Slade’s supernatural sequel “Death’s Door” (Onyx, 2002) takes a darker turn, featuring evil caves beneath Orcas Island housing a “dank labyrinth of caves and tunnels that burrow deep below Orcas Island,” where malevolent forces “rained terror” on Seattle during deadly October events. Count Drizel “died in the caves on Orcas Island” after his attack, with Luther Baum spending months “closing the caves forever.”

Science fiction on Orcas Island

Even far-future science fiction finds Orcas Island irresistible. Julian May’s acclaimed novel “Magnificat” (Knopf, 1996) — the final book in her Galactic Milieu Trilogy — features the island in the year 2078. Despite submarine tubeways, skimferry service, and integration into Seattle Metro, the island remains recognizable as “a winter storm with near-hurricane-force winds pounded Puget Sound and the Strait of Juan de Fuca.” In May’s novel, scientist Marc Remillard lives in “the handsome house on Orcas Island,” where his son Denis Hagen is christened at “historic Emmanuel Church in Eastsound village on Orcas Island.” Beneath that house, Cyndia Muldowney had “reinstalled them in a clandestine gestatorium built by Shigeru Morita beneath the house on Orcas Island,” where “dedicated Rebel biotechnicians, personally supervised by Cyndia, tended the paramount babies for over seven months.” As one character reveals, Remillard “kept over a hundred that had assayed as operant paramount. I spirited them away myself, to a secret gestatorium Shig Morita and Peter Dalembert built beneath the Orcas Island house. I helped nurture those babies to term, Rogi.
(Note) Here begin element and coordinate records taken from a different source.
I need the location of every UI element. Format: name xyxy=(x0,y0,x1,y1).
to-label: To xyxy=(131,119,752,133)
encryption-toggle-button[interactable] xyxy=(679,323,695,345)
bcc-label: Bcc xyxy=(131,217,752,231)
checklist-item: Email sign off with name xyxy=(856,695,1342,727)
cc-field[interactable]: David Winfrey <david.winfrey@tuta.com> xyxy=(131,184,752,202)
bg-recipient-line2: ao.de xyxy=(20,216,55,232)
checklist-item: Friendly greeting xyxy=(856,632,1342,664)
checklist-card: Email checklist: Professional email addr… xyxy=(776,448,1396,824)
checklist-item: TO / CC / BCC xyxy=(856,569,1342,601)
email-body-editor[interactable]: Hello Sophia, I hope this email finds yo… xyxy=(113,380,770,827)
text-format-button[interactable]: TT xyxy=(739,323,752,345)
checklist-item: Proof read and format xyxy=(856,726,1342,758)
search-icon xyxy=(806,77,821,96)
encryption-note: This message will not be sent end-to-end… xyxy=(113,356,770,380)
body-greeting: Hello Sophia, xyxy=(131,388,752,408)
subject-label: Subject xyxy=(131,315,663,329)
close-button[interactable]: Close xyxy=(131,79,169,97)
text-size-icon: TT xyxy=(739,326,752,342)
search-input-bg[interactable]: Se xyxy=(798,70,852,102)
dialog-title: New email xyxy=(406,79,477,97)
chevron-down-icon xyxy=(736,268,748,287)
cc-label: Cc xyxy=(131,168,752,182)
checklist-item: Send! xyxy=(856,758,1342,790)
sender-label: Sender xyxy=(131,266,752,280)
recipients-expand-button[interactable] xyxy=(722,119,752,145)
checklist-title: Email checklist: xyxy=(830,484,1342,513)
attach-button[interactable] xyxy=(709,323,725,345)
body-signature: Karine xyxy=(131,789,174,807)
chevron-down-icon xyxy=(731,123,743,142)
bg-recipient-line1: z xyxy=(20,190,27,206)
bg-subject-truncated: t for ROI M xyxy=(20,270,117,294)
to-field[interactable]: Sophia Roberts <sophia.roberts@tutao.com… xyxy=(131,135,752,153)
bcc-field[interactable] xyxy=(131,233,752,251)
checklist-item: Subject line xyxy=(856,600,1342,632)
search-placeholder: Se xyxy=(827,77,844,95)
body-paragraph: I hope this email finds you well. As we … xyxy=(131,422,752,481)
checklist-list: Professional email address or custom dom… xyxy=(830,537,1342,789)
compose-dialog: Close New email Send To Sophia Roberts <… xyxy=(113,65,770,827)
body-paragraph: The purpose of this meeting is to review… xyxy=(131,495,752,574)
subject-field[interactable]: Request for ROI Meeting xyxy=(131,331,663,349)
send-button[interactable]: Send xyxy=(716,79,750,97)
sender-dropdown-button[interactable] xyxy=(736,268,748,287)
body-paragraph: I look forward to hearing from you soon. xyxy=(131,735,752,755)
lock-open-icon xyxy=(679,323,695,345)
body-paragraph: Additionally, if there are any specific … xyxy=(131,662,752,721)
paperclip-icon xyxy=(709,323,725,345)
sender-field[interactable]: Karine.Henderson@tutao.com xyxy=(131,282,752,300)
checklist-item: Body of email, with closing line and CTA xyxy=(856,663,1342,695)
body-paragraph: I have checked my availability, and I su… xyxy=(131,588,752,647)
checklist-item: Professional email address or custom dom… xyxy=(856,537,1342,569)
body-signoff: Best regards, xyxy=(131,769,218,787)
Mental Man became a reality.”

Visit this Halloween if you dare?

From Mount Constitution’s peak to black sand beaches, from Camp Orkila to the Orcas Island Medical Center, from Rosario Village to the Outlook Inn, from Ghost Rock to Turtleback Mountain, every location seems touched by the otherworldly. Whether you believe in passionate ghosts, ancient curses, evil caves, shamanic possession, secret laboratories, Sasquatch encounters, sea serpents, Atlantean energy vortexes or portals to hidden worlds, Orcas Island’s combination of natural beauty, isolation and documented paranormal activity — spanning nine published books across multiple genres — makes it the perfect Halloween destination.